I have a set of ITB's from a Hyabusa and a spare manifold for my 2.0 ABA OBDII. I was thinking of using the lower manifold and putting the ITB's on there and use the stock injector locations and try running it off the stock ECU (TT chipped). The only issue I foresee is the MAF sensor. I'd like to convert to a MAP sensor I can plumb into the ITB's. I realize the TB has more in it than just a TP sensor - I was thinking of just having the stock throttle body hooked up the the ITB throttle plates as well so the stock TB will open the same amount as the ITB plates.
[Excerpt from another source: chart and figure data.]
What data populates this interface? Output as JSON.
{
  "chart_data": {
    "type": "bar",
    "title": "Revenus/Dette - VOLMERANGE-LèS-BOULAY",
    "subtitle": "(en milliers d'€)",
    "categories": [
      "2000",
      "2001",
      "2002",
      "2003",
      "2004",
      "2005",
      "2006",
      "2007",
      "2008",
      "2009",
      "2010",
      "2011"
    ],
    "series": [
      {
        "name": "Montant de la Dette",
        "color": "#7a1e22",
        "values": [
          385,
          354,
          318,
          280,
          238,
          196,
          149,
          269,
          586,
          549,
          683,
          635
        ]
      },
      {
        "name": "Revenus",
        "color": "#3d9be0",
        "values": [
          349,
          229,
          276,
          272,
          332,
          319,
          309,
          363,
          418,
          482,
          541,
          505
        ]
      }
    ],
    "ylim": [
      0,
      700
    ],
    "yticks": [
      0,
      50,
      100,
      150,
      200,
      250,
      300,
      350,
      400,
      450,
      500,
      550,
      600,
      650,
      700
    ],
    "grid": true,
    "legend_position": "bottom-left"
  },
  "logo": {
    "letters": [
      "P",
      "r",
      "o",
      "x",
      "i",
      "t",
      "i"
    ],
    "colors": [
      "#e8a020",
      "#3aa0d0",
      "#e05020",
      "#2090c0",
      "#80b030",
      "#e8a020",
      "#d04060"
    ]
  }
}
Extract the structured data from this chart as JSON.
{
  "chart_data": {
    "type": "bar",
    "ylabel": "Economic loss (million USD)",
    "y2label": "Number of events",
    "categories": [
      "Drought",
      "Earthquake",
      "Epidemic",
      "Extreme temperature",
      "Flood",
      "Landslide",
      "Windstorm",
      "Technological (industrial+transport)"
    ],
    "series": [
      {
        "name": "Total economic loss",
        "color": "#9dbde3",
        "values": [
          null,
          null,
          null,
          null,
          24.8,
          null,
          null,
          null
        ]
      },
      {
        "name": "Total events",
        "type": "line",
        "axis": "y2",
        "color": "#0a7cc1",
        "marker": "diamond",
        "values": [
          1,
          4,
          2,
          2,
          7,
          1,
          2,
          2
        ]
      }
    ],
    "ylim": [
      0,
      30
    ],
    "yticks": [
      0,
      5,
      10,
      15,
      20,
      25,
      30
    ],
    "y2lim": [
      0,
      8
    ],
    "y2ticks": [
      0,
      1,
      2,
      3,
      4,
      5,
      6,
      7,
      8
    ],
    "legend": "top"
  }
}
This should allow me to use the stock cable on the stock TB. The idle control should work if the stock TB is connected to the ITB plate shaft at the exact same angle as the stock TB unit. So the only issue is air metering. I imagine that I'd need to up the fuel pressure some. But is there something reasonable that I can do to trick the computer from seeing a MAP sensor instead of the MAF? I looked up Translators, but those don't seem to be what I am looking for. 

Keep in mind, this isn't a full project car or anything, just want to play around a little and see what - if any - difference I can make to the ABA daily driver. If not much, then I'll just swap back to stock. 

Thanks for the insight and information in advance!


----------



## ps2375 (Aug 13, 2003)

You're better off going standalone than trying to gimmick your way to a running motor.


----------



## A2Carat (Jan 13, 2003)

The idea is to use the stock ECU. I don't want to be playing around with new SEM and wiring and all that jazz. It's an exercise to see if I can get ITB's to work on the stock system.

.. main issue is the MAF to MAP .. ideas?


----------



## ps2375 (Aug 13, 2003)

A2Carat said:


> .. main issue is the MAF to MAP .. ideas?


will be a tough thing, as the ECU is setup to use MAF, and finding someone to burn a chip for an OBDII and incorporate MAP into that... and given the fact that ITB's have a very small MAP range of operation makes it even harder. The narrow MAP range is why you see most ITB setup run on alpha-n (TPS/RPM maps), makes tuning easier.


----------



## eurotrashrabbit (Oct 25, 2001)

Map sensor is not a great way to go for throttle bodies. I run alpha N and it runs way better. Especially with a big cam it will not produce enough vacuum for the map sensor to work through out the rev range.


----------



## ValveCoverGasket (Mar 20, 2002)

A2Carat said:


> .. main issue is the MAF to MAP .. ideas?


your issue will then become manipulating the stock tune to actually run in the small MAP window thats actually useful on an ITB car.


id start looking into standalone...


----------



## need_a_VR6 (May 19, 1999)

I am sure it could be made to work on a factory ecu if you can hard code it into alpha-n mode with appropriate maps, come up with an idle valve that works just like stock hardware, find an accel scheme in the ecu where it doesnt go stupid lean on tip in...

Standalone is probably about 90% essier then that.


----------



## A2Carat (Jan 13, 2003)

.. I didn't know about the MAP range being so narrow. By the sounds of it, this isn't really a do-able option. I really appreciate the good information - thank you! I suppose I will save my ITB motor for the MK1 GLI. I will be going with the DTA standalone and ITB's for that race motor. 

The DD will stay stock then. Thanks again!


----------



## Mk3dubnut (Apr 24, 2016)

*Run a plenum*

You could just run a plenum and use the maf


----------